Galician broth is the oldest and most representative stew of Galicia. Their
Mediterranean
Caldo gallego con grelos, lacón y alubias
Caldo gallego tradicional con grelos, lacón, alubias y chorizo. El potaje más representativo de Galicia, nutritivo y reconfortante.
- Spain
- MAIN COURSES
- Light
- High protein
- High fiber
- Low sugar
- easy
15 min
Tiempo de Preparación
6
Servings
Nutrición por ración
- Calories 380 kcal
- Protein 24 g
- Fiber 10 g
- Carbohydrates 42 g
- Fat 12 g
- Sodium 680 mg
Story behind the dish
Preparation
Galician broth with turnip greens, lacón and beans is a preparation from Spain with easy difficulty. Reserve about 105 minutes in total (15 for mise en place and preparation, 90 for cooking). Follow the 7 phases in order: each step indicates what to do, what to observe and, when applicable, the time or level of fire.
Before you start
- Get ready: humble ones—bitter turnip greens, beans, lacón and chorizo—create a deeply flavored and nutritious broth that has fed generations of Galicians during the harsh Atlantic winters.
- Have ready: GENERAL INFORMATION.
- Have ready: Servings: 6 people.
- Have ready: Prep time. : 15 min.
- Have ready: Cooking time: 90 min.
- Salt, oil and spices measured and within reach.
- Clean utensils, board and clear work surface.
-
Cook the lacón in plenty of water for 30 minutes; discard the water
Cook the lacón in plenty of water for 30 minutes; discard the water. Go slowly and confirm texture, aroma and color before moving to the next step.
Go slowly and confirm texture, aroma and color before moving to the next step.
-
In large pot
In large pot, cover beans with fresh water; add the lacón, chorizo and garlic. Go slowly and confirm texture, aroma and color before moving to the next step.
Go slowly and confirm texture, aroma and color before moving to the next step.
-
Boil and skim; kitchen 45 min
Boil and skim; cook 45 min. When it comes to a boil, adjust the heat to maintain a constant bubbling, not an uncontrolled boil.
When it comes to a boil, adjust the heat to maintain a constant bubbling, not an uncontrolled boil.
-
Add the diced potatoes; kitchen 15 min
Add the diced potatoes; cook 15 min. Go slowly and confirm texture, aroma and color before moving to the next step.
Go slowly and confirm texture, aroma and color before moving to the next step.
-
Add the clean turnip greens; cook 20 more minutes
Add the clean turnip greens; cook 20 more minutes. Go slowly and confirm texture, aroma and color before moving to the next step.
Go slowly and confirm texture, aroma and color before moving to the next step.
-
Remove the lacón and chorizo; cut them into pieces and return to the broth
Remove the lacón and chorizo; cut them into pieces and return to the broth.
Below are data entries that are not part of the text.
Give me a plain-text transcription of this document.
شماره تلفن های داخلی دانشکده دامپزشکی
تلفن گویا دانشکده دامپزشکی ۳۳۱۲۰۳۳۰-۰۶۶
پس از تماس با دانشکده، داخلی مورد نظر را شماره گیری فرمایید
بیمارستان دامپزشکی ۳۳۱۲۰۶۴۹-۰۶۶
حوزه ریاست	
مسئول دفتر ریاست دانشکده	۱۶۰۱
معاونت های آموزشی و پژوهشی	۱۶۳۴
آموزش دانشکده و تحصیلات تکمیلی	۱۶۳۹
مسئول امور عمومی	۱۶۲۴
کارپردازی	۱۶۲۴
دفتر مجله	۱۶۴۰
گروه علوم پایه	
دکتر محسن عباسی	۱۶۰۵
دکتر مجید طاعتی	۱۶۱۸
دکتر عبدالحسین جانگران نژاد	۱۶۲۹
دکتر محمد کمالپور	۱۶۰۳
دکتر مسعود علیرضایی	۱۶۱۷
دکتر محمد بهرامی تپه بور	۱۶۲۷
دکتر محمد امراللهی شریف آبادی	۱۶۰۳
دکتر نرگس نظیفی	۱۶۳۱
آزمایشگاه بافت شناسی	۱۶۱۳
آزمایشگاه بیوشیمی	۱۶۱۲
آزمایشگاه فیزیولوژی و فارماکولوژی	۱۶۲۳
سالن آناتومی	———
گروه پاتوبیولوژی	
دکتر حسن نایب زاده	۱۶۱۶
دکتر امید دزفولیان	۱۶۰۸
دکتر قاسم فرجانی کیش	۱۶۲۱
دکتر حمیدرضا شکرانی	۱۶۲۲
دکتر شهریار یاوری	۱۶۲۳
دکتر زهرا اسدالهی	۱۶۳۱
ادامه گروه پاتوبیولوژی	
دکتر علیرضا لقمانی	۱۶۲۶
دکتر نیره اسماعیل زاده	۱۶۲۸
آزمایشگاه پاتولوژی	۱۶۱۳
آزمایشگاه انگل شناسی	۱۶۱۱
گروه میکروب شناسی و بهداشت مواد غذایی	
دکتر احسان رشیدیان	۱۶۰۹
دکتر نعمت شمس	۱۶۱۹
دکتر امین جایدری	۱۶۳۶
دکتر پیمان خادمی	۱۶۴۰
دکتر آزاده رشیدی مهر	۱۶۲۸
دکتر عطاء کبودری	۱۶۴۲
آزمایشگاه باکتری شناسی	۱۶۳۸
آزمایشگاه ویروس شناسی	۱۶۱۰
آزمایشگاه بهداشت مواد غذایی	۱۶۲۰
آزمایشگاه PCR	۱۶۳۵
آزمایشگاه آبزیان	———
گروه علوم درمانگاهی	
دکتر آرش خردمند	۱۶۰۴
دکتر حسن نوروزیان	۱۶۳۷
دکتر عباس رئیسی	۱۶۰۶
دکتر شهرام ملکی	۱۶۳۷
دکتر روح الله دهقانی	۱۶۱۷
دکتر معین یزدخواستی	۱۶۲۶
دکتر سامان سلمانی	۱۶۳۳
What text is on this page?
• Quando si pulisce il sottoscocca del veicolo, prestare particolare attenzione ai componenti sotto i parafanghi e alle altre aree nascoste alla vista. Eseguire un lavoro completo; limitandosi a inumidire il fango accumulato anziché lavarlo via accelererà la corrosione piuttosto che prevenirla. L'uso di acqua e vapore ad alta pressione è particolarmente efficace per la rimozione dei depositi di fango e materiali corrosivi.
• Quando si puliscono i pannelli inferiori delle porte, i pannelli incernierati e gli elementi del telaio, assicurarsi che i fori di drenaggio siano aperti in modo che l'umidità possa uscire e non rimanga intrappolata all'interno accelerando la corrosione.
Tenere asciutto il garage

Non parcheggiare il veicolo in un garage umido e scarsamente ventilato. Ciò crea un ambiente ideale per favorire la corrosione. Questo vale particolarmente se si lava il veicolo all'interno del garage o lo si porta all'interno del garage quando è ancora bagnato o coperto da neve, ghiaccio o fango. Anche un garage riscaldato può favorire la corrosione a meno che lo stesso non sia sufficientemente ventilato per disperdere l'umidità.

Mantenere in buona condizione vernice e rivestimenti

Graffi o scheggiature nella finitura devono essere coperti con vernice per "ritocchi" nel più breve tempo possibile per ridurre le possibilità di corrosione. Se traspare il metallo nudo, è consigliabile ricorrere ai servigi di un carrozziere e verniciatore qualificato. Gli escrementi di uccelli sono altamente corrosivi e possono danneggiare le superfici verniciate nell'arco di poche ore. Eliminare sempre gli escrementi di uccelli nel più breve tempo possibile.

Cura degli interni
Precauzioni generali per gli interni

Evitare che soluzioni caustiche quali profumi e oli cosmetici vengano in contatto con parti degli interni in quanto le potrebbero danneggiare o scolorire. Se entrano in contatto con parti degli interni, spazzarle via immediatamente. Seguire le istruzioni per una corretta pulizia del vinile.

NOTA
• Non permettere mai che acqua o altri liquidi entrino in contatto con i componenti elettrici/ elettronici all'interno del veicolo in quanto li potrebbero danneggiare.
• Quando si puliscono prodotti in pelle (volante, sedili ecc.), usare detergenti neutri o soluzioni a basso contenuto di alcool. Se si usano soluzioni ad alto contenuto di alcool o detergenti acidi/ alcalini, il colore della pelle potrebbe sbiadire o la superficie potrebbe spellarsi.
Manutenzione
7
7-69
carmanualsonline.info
Go slowly and confirm texture, aroma and color before moving to the next step.
Go slowly and confirm texture, aroma and color before moving to the next step.
-
Adjust salt; add a splash of raw olive oil when serving
Adjust salt; Add a splash of raw olive oil when serving. Taste before serving: the balance between salt, acidity and fat defines the final result.
Taste before serving: the balance between salt, acidity and fat defines the final result.
Chef's tips
- Refrigerate what you do not consume the same day: uncooked dishes require maximum freshness.
- If you use canned legumes, drain and rinse them to reduce sodium and improve flavor.